Argonaut finds its golden fleece in Mexico

October was a busy month in Mexico for new Canadian producer Argonaut Gold (AR-V).

It turned out 16,884 oz. of the yellow metal this third quarter at its 100%-owned El Castillo gold mine in a 33% year-on-year increase, while expanding measured and indicated resources at its advanced-stage exploration La Colorada gold-silver property.

Third-quarter highlights at El Castillo included closing a deal with Argonaut’s mining contractor to expand the 100-tonne-truck mining fleet from 13 to 16, and putting the finishing touches on an agreement to extend surface rights by 1 sq. km on the property’s western side, 100 km north of Durango. This would bring El Castillo’s surface rights to nearly 14 sq. km. Argonaut also started an expansion program on the east side of the property. The west side crusher was disassembled and relocated to the east side,  creating a central crushing facility with a 500,000-tonne-per-month capacity. In October, Argonaut commissioned the east pad and the east side carbon plant. 

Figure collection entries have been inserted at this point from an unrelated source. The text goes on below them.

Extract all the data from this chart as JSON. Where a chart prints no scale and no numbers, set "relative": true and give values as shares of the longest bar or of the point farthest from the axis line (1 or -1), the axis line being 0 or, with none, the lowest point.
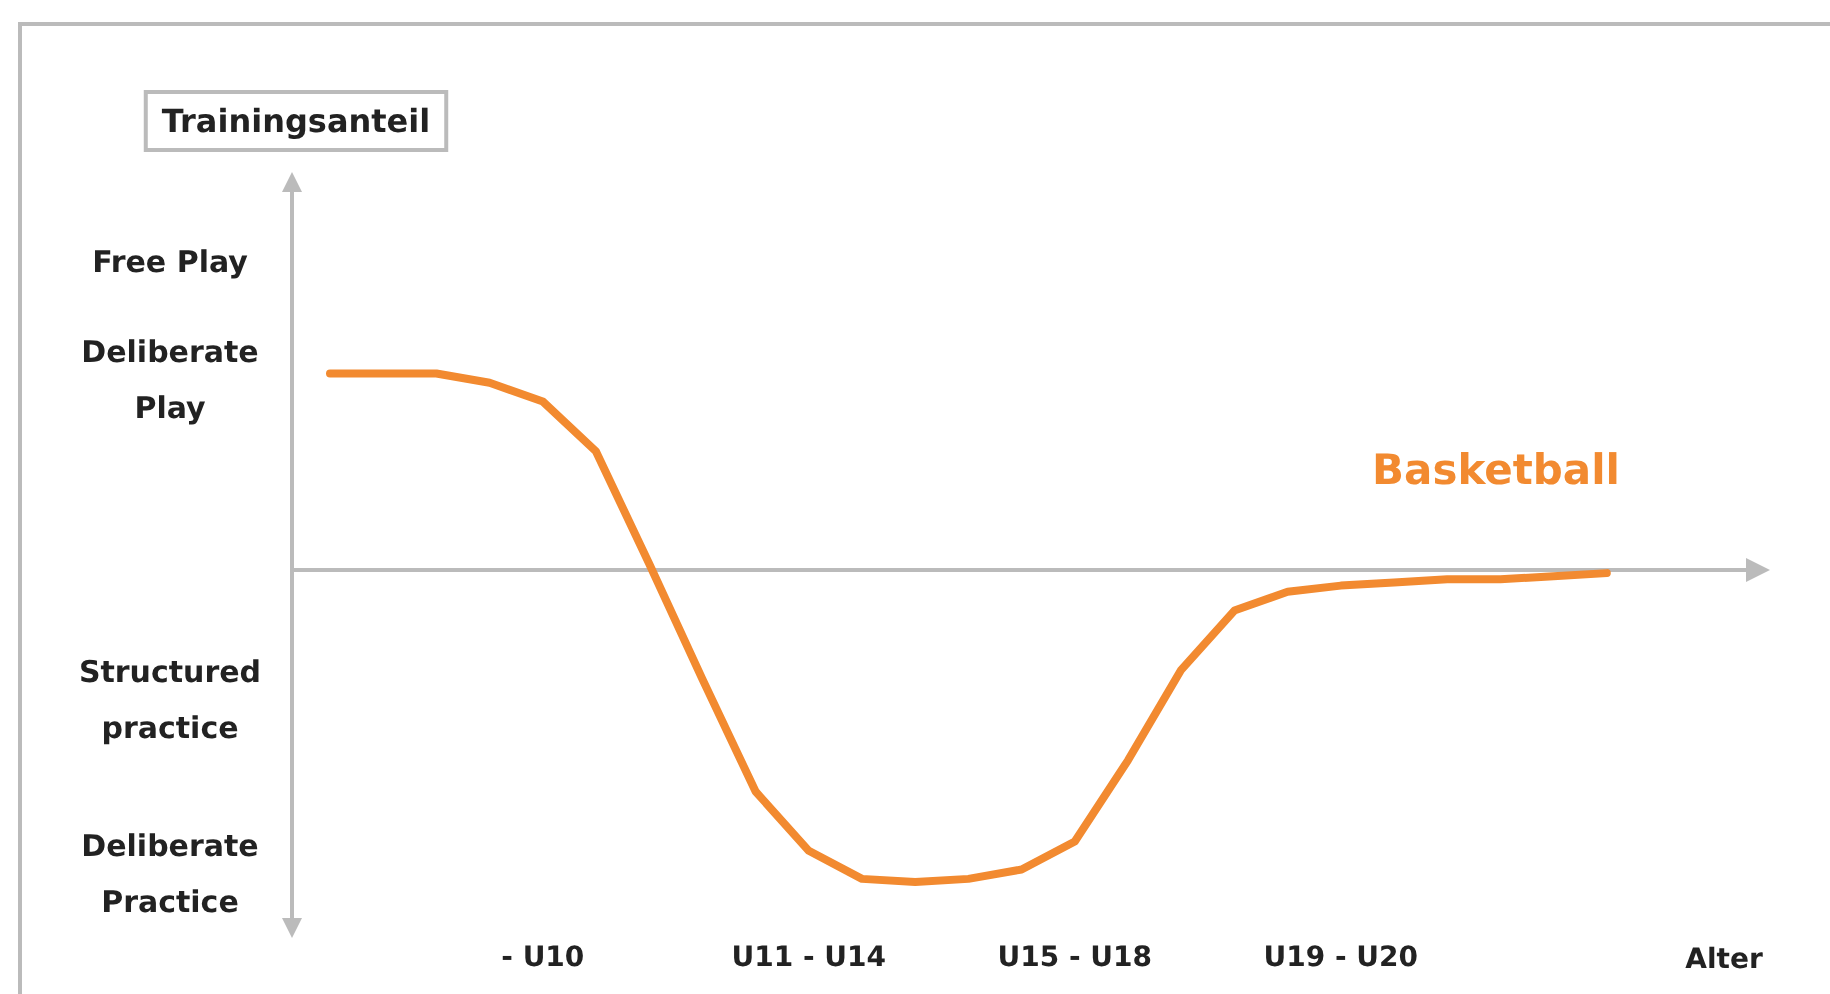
{
  "chart_data": {
    "type": "line",
    "title": "Trainingsanteil",
    "xlabel": "Alter",
    "relative": true,
    "categories": [
      null,
      null,
      null,
      null,
      "- U10",
      null,
      null,
      null,
      null,
      "U11 - U14",
      null,
      null,
      null,
      null,
      "U15 - U18",
      null,
      null,
      null,
      null,
      "U19 - U20",
      null,
      null,
      null,
      null,
      null
    ],
    "annotations": [
      "Free Play",
      "Deliberate Play",
      "Structured practice",
      "Deliberate Practice"
    ],
    "series": [
      {
        "name": "Basketball",
        "color": "#f28a30",
        "values": [
          0.63,
          0.63,
          0.63,
          0.6,
          0.54,
          0.38,
          0.02,
          -0.35,
          -0.71,
          -0.9,
          -0.99,
          -1,
          -0.99,
          -0.96,
          -0.87,
          -0.61,
          -0.32,
          -0.13,
          -0.07,
          -0.05,
          -0.04,
          -0.03,
          -0.03,
          -0.02,
          -0.01
        ]
      }
    ],
    "legend": false,
    "marker": "none",
    "line_style": "solid"
  }
}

At La Colorada, a past-producing gold-silver mine property 40 km southeast of Hermosillo, Argonaut increased measured and indicated ounces by 76%, from 605,000 oz. gold to 1.1 million oz. gold at a 0.1 gram gold per tonne cut-off grade. The resource is contained within 50 million tonnes at an average grade of 0.66 gram gold per tonne and 8.7 grams silver.

Originally operated as a high-grade underground mine, La Colorada was closed in 1914 at the start of the Mexican Revolution. Between 1993 and 2000, Eldorado Gold (ELD-T, EGO-N, EGO-X) developed a bulk tonnage heap-leach operation there from several open pits. In late 2000 the operation was sold to a private owner in Mexico, who operated it until April 2002. 

Argonaut forecasts that this year’s gold production will reach between 70,000 oz. and 75,000 oz., at a cash cost of US$575 per oz. to US$600 per oz.

Canaccord Genuity initiated company coverage on Nov. 7, with a “buy” rating and a 12-month target price of $9.50 per share. At presstime Argonaut traded at $6.75 per share within a 52-week trading range of $3.70-$6.88.

Canaccord based its positive rating on a combination of factors, including the company’s management team, organic growth profile, asset portfolio and valuation.

Argonaut is headed by Peter Dougherty, who served as vice-president of finance and chief financial officer at Meridian Gold from 2002 to 2007, while Edgar Smith, Argonaut’s chief operating officer, was Meridian’s vice-president of operations between 2003 and 2007. Argonaut’s chairman, Brian Kennedy, was Meridian’s president and chief executive officer from June 1996 to December 2006.

“The management team is known for its successful track record with Meridian Gold, a stock that commanded one of the highest valuation premiums in the sector, before being sold to Yamana Gold for three-and-a-half billion dollars,” Canaccord wrote in its publication, Precious Metals Weekly

The brokerage also said Argonaut “offers one of the most attractive growth profiles in the sector, with an estimated two hundred fifty percent growth in production to two hundred fifty thousand ounces of gold by 2015, from seventy thousand ounces of gold this year, driven by the expansion at El Castillo . . . [and assumed 2012] production from La Colorada and [assumed 2014 production from] San Antonio.”

Canaccord added that the company’s relatively low-grade assets “have robust economics,” and that Argonaut “could exit 2016 with close to its current market capitalization in cash [while] operating three mines capable of generating one hundred fifty million dollars in annual sustainable free cash flow.”

This figure translates into a 23% sustainable net free cash flow yield at $1,500 per oz. gold.